Преисполненная печали, Абигэль поискала листок с двадцатью четырьмя буквами. Тщетно; его, видимо, унес ветер. Она отправилась в Лилль, кипя от ярости, узница болезни, которая была неизлечима.
Она приехала в город около четырех. Фредерик опять вернется поздно, усталый от звонков, от ложных тревог, от людей, которые доносили на соседей, видя в каждом похитителя, и усложняли им задачу. Абигэль постоянно думала о нем, об их отношениях, об их будущем. Ей нравилось быть с ним рядом, было уютно в его объятиях, но она до сих пор не ощущала жжения внизу живота, свойственного влюбленной женщине. Может ли пара родиться и выстроиться в страдании? Фредерик ведь уже так много перенес.
Как всегда по четвергам, она зашла в ближайший книжный магазин. Чтение… Лучшее убежище, когда все из рук вон плохо… Продавец встретил ее улыбкой. Это был не Антони Крево, а его коллега Давид Лебон. Она взглянула на новинки и забыла обо всем на свете, добравшись до стеллажей. Продавец подошел к ней и снял с полки книгу «Четвертая дверь».
– Вышла в конце марта, но мы только что ее получили. Я знаю, ты любишь открывать новых авторов. Думаю, тебе это может понравиться. Торговый представитель издательства очень ее расхваливал.
Абигэль взяла книгу:
– Это его первая?
– Вторая, насколько я знаю.
Она никогда не слышала ни об авторе, ни о романе. Обложка была интригующая: большая деревянная дверь, закругленная сверху и запертая на висячий замок. Она прочла текст на спинке обложки. Похищения, полицейское расследование, парочка сыщиков…
– Я ее беру. Скажу тебе, если мне понравится.
Она расплатилась, вернулась домой, положила книгу на диван и пошла заварить себе травяного чая. Стол в гостиной был заставлен множеством всевозможных вещиц. Было во Фредерике что-то старомодное, заставлявшее его ходить по барахолкам в поисках всякой всячины, покупать, загромождать квартиру, а потом перепродавать. Какая-то неосознанная мания копить бесполезные вещи. Он собирался на блошиный рынок – в качестве продавца – в этот уик-энд в компании Жизели и ее мужа. Выйдя на пенсию, их бывший эксперт-аналитик не теряла связи с отделом и была в курсе продвижения расследования.

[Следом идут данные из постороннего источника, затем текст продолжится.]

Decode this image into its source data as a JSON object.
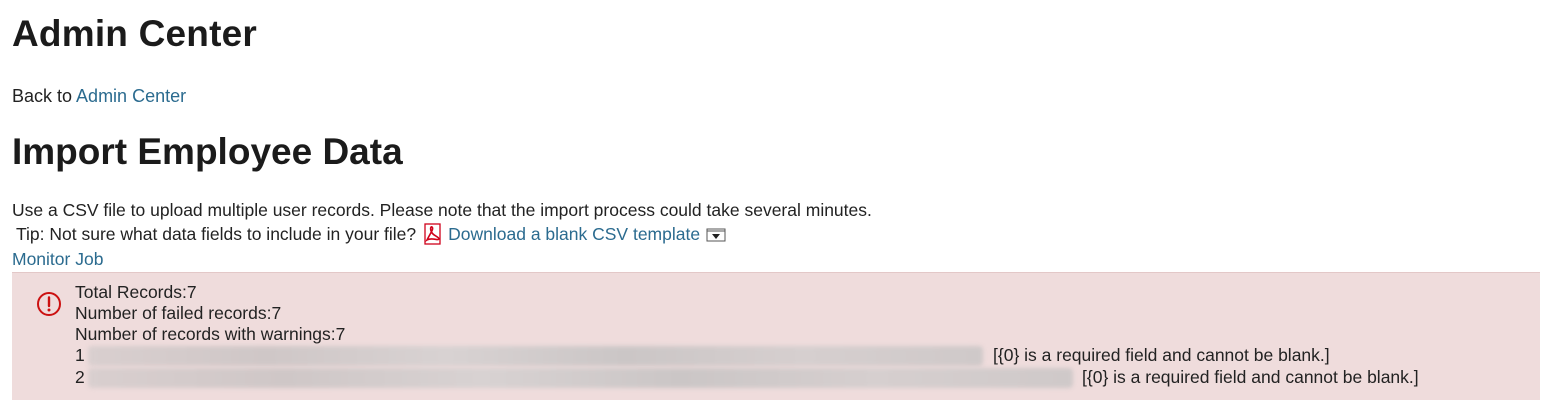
{
  "header": {
    "title": "Admin Center",
    "back_prefix": "Back to",
    "back_link": "Admin Center"
  },
  "main": {
    "title": "Import Employee Data",
    "description": "Use a CSV file to upload multiple user records. Please note that the import process could take several minutes.",
    "tip_text": "Tip: Not sure what data fields to include in your file?",
    "template_link": "Download a blank CSV template",
    "monitor_link": "Monitor Job"
  },
  "alert": {
    "icon": "error-circle-icon",
    "color": "#efdcdc",
    "icon_color": "#cc1111",
    "lines": [
      "Total Records:7",
      "Number of failed records:7",
      "Number of records with warnings:7"
    ],
    "rows": [
      {
        "num": "1",
        "message": "[{0} is a required field and cannot be blank.]"
      },
      {
        "num": "2",
        "message": "[{0} is a required field and cannot be blank.]"
      }
    ]
  },
  "colors": {
    "link": "#2b6b8f",
    "pdf_icon": "#d0021b"
  }
}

Было 11 июня 2015 года, 18:40, когда Абигэль записала в свою тетрадь страшный сон, приснившийся ей на пляже в Мало. Как часто бывало с ней в эти последние дни, она не могла определить, где он начинался.
Она внимательно перечитала последние страницы тетради. Они позволяли ей смотреть на вещи объективно, не смешивая ложные воспоминания – из снов – с истинными. Ей всегда вспоминалась в такие моменты цитата из Арагона: «Всегда есть бодрствующий сон». Эти тетради обеспечивали ей прошлое. Ибо она сознавала, что однажды, быть может, и эти годы сотрутся из ее жизни из-за пропидола.
Позже она приступила к чтению книги. В истории было немало изъянов, да и стиль порой хромал. И все же очень скоро она ощутила озноб: героиня, внешне похожая на нее, потеряла родителей в автокатастрофе два года назад. Роман внезапно захватил ее, и она прочла еще страниц тридцать. Речь шла об исчезновении, каких немало в такого рода литературе.
Вернулся Фредерик с двумя коробочками суши и кантонского риса:
– Ужинаем по-китайски или попросту?
Он поцеловал ее с улыбкой и направился в кухню. Сколько помнила Абигэль, он редко приходил домой в хорошем настроении и еще реже выдавал старые шутки. Она вообще долго думала, что Фредерик был единственным на земле человеком, родившимся без чувства юмора, – что-то вроде генетической болезни, унаследованной им от отца.